Milliyetçi Hareket Partisi (MHP) Grup Başkanvekili Oktay Vural, terör olayları, Doğu ve Güneydoğu’da yaşananlarla ilgili değerlendirmelerde bulundu. PKK terör örgütü ile yapılan müzakerelerin gönülden ve aynı zamanda bölgeden kopuşu nasıl etkilediğini ortaya koyduğunu belirten Vural, “Hükümet PKK terör örgütü ile müzakere ederken halkı PKK terör örgütünün kucağına itmiştir. Adeta PKK'yı halkı temsil edecek noktaya götürmüşlerdir. Bu da geldiğimiz bu safhada son derece Adalet ve Kalkınma Partisi'nin yanlış politikalarından oluşmuştur. Çok sistemli ve stratejik bir terörle mücadele ortaya koymak lazım.” dedi.

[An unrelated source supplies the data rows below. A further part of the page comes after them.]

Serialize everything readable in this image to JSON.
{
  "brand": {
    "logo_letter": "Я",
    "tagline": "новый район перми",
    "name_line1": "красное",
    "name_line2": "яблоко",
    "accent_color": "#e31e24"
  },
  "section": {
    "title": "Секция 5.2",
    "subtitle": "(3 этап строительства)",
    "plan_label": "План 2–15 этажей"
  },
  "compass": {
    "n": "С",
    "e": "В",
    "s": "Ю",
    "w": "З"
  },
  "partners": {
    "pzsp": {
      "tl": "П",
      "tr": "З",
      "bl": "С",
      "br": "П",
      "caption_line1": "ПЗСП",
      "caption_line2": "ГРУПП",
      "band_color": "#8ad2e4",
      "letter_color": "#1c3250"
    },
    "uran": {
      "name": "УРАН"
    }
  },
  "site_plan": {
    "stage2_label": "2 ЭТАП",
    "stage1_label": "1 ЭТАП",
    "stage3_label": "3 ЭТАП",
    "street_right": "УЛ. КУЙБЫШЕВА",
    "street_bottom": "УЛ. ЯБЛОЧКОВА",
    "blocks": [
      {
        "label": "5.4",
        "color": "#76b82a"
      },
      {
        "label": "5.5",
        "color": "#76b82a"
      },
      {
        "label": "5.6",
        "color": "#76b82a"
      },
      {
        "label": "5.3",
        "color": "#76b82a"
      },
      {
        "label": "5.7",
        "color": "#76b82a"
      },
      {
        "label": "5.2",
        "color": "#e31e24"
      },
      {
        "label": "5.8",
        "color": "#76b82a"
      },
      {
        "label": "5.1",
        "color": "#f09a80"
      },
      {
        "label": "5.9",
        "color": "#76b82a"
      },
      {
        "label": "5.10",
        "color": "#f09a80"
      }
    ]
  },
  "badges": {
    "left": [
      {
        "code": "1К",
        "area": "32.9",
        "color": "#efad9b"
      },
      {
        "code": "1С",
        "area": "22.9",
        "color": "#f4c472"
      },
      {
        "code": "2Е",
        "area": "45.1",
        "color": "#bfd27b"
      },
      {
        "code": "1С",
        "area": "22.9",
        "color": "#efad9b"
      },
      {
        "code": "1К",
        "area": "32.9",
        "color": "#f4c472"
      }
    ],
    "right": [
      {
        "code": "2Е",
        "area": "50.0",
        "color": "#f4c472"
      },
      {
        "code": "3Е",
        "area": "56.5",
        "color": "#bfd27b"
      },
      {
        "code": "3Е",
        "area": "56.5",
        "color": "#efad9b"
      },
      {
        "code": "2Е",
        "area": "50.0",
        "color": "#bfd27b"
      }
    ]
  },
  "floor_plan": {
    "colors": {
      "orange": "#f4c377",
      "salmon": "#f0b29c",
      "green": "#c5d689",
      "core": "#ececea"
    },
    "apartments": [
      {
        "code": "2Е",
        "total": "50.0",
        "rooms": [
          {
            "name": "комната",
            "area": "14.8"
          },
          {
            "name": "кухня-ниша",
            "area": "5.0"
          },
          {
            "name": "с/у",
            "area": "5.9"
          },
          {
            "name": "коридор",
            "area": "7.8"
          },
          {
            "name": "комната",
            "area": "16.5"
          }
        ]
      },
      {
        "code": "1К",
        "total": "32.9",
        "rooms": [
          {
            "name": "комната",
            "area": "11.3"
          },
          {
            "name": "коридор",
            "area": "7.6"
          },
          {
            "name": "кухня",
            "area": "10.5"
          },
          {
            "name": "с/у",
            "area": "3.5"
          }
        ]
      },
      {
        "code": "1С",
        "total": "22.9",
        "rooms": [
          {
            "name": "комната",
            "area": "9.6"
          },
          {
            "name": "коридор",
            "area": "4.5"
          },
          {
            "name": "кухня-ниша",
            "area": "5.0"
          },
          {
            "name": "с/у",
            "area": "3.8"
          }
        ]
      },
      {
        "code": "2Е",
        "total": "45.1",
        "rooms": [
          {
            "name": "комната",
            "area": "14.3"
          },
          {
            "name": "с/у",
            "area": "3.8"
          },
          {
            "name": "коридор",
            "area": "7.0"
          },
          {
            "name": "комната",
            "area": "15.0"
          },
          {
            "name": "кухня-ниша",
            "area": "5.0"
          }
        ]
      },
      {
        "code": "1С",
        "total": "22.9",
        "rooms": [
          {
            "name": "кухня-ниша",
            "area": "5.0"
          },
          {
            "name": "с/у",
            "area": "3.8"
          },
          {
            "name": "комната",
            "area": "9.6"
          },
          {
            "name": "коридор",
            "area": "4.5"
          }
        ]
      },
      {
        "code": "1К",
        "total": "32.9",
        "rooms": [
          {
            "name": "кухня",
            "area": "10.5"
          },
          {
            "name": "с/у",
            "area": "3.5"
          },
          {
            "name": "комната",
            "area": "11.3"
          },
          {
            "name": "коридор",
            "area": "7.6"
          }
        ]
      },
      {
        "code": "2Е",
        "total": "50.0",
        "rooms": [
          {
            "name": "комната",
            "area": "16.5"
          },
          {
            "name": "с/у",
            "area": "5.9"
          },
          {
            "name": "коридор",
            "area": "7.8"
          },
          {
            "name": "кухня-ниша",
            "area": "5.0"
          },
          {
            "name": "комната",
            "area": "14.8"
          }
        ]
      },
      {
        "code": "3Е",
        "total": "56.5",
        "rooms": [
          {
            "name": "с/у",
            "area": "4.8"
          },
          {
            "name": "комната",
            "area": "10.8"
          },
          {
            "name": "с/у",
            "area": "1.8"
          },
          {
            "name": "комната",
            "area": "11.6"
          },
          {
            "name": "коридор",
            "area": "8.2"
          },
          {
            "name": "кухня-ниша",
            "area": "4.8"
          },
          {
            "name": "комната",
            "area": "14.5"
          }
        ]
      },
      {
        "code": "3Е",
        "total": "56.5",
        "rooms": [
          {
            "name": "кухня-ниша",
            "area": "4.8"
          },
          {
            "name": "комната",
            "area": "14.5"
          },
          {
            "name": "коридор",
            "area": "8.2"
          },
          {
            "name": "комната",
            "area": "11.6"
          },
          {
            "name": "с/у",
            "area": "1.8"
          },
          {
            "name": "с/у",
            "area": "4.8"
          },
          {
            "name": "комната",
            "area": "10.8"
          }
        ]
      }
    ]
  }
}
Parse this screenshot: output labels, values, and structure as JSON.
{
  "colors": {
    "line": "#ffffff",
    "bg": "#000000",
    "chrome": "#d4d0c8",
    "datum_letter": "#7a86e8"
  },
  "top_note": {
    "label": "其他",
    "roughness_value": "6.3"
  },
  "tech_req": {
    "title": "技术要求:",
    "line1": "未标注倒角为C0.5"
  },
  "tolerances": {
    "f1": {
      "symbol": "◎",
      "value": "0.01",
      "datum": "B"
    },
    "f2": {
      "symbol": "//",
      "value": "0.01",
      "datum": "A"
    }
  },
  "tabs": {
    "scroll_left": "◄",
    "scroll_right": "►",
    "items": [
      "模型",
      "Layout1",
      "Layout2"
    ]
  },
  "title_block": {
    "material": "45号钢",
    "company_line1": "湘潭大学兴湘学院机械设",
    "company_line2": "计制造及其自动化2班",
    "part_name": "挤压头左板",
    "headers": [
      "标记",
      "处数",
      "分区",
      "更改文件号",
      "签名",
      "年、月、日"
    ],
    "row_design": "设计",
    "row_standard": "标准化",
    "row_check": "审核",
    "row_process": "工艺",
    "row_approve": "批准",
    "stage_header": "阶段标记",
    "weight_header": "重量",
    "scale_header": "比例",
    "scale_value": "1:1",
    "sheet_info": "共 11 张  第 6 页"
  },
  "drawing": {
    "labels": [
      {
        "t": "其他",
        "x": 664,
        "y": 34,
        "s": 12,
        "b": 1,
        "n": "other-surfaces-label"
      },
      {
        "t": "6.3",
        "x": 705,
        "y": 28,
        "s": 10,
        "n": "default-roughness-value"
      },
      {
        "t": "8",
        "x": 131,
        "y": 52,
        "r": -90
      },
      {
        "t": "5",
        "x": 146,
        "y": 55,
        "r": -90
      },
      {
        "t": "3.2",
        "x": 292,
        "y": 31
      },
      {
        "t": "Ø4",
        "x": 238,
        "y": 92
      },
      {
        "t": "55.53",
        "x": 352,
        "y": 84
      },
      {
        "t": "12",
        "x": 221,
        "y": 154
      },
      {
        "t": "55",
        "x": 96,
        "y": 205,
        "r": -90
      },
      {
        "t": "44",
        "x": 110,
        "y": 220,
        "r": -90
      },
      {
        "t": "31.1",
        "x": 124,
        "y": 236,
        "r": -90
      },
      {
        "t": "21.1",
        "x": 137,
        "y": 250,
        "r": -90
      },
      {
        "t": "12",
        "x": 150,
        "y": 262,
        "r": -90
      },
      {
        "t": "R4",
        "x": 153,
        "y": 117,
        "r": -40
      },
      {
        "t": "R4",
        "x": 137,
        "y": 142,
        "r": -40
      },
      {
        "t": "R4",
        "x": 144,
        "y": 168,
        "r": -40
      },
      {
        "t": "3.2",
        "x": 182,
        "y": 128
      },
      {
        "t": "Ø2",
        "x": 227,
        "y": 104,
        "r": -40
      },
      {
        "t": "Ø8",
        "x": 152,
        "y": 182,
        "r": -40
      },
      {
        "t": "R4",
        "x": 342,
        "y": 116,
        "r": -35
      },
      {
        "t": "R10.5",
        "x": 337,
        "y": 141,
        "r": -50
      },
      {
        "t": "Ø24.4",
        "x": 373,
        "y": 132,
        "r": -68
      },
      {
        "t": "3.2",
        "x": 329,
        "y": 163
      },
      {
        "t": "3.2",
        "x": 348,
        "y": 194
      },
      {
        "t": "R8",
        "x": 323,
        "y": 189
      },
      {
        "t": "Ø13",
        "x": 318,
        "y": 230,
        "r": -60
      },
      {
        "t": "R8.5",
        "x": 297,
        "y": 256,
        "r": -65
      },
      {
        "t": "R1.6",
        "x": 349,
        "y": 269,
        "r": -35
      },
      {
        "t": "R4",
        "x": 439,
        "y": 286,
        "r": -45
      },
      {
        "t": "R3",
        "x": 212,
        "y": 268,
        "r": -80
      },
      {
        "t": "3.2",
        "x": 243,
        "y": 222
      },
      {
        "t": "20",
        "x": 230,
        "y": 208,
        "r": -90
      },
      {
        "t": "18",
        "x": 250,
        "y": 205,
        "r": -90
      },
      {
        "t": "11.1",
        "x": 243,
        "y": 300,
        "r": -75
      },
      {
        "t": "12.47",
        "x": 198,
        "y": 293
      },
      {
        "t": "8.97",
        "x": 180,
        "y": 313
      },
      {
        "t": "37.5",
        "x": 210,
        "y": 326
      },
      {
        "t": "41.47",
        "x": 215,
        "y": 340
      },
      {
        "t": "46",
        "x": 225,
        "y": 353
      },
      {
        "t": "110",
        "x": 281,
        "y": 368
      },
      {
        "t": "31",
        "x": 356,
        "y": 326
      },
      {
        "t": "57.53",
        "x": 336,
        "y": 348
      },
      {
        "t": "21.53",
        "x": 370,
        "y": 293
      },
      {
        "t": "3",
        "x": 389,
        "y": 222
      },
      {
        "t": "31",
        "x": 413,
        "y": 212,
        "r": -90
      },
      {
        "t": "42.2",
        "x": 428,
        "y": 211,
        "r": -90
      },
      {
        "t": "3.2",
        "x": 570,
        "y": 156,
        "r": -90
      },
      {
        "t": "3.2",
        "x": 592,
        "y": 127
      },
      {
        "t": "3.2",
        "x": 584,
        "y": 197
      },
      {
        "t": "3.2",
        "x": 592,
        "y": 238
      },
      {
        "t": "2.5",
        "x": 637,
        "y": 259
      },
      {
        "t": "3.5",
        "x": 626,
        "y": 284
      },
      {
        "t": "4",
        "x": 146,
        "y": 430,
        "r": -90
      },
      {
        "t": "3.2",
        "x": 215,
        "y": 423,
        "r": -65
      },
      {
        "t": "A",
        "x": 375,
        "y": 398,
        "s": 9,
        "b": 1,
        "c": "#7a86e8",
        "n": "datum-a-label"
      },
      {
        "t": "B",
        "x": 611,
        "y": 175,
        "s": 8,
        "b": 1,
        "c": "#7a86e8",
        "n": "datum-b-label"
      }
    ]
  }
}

Milliyetçi Hareket Partisi (MHP) Grup Başkanvekili Oktay Vural, Türkiye Büyük Millet Meclisi’nde basın mensuplarının gündeme ilişkin sorularını cevapladı. Bir gazetecinin, 'Doğu ve Güneydoğu’da başlatılması planlanan operasyonlarla ilgili ne düşünüyorsunuz?' sorusuna Vural, şu cevabı verdi: “Çözüm süreci sonucunda maalesef PKK terör örgütünün siyasi amaçlarına ulaşması yolunda; öz yönetim, demokratik özerklik gibi milli devlet, üniter devletten ayıracak çözüm formüllerini dile getirenler de; facto orada bir fiili egemenlik alanı oluşturmaya yönelik bu girişimleri en başından engelleyememiştir. Şu soruları sormak lazım. Diyarbakır’ın evlerine, her noktasına bu hendekler kazılırken, evlere bombalar, silahlar yüklenirken devlet ne yapmıştı? Bunlar nereden geldiler? Dağdan indirdiklerini şehire getiren politikalar maalesef çözüm sürecinde görmeyen gözlerin, duymayan kulakların ortaya koyduğu bir tablodur.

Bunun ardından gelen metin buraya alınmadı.